Wednesday, May 31, 2023

Carrying Him into the World

 


After the horrible hiatus of the covid pandemic and despite its continuing dangers, more and more people have been traveling here, there, and everywhere. And, among those many trips, some certainly are visits with family and friends.


Now, as we all well know, family visits are not always what we would like them to be – especially, perhaps, in this fraught period of political polarization and division, when it may be a challenge not to cause or exacerbate conflict! Sometimes, we visit only grudgingly – more a matter of duty than desire. How fitting, then, to hear today about a visit by one person whose motives, we know, were never mixed! 


The traditional site of Zechariah and Elizabeth’s home is the little town of Ein Karem, some 5 miles west of Jerusalem – a journey at that time of several days from Galilee through Samaria to Judea. Obviously, we cannot know now exactly what Mary may have thought or felt as she undertook that difficult journey. The story says she set out in haste. No procrastination, no putting off what might seem merely a dutiful but burdensome social obligation. Perhaps, she sought to draw on the wisdom and strength of her older relative. Surely, she must have wanted to make contact (in a world without Twitter) with the only other person who had thus far been let in on God’s great plan, that was even then quite literally taking shape in the bodies of these two remarkable women.

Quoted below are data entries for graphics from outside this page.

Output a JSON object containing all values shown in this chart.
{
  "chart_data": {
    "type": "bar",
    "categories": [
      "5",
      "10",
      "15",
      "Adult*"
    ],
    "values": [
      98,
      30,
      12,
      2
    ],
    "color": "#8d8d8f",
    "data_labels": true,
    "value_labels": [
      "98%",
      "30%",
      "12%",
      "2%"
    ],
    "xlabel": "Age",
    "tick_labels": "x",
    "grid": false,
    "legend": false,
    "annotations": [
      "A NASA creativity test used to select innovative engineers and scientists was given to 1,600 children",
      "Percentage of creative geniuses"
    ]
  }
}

Instead of shouting her good news to the world (which until then had reproached her for being childless), Elizabeth was waiting silently for the miracle’s full meaning to make itself known. Instead of cautiously keeping quiet, Mary rushed to tell all to Elizabeth, thus showing her own complete confidence in God who had totally taken over her life.


Back in 5th century North Africa, one of the great Doctors of the Church, St. Augustine, said: “If God’s Word had not become flesh and had not dwelt among us, we would have had to believe that there was no connection between God and humanity, and we would have been in despair.”


The God for whom Elizabeth silently waited for so long, the God whom Mary carried in her womb so faithfully, has come at last to live with us. In the process, he connects us not only with himself but with one another. As he brought Mary and Elizabeth together, filled with the Holy Spirit, so he leads us to one another and unites us, thought the same Holy Spirit, in a new community, formed by faith, directed by hope, and alive with love. And we, as a result, must never let things be the same again!


And they won’t be - and we won’t have reason to despair ever again - if, like Elizabeth, when we hear him coming, we offer him the hospitality of our hearts, and if, like Mary, having conceived him in our hearts, we are willing to carry him into the world with confidence – so that Christ can truly be our hope and become so for all the world.

 

Homily for the feast of the Visitation, Saint Paul the Apostle Church, NY, May 31, 2023.

Photo: Church of the Visitation, Ein Karem, Israel.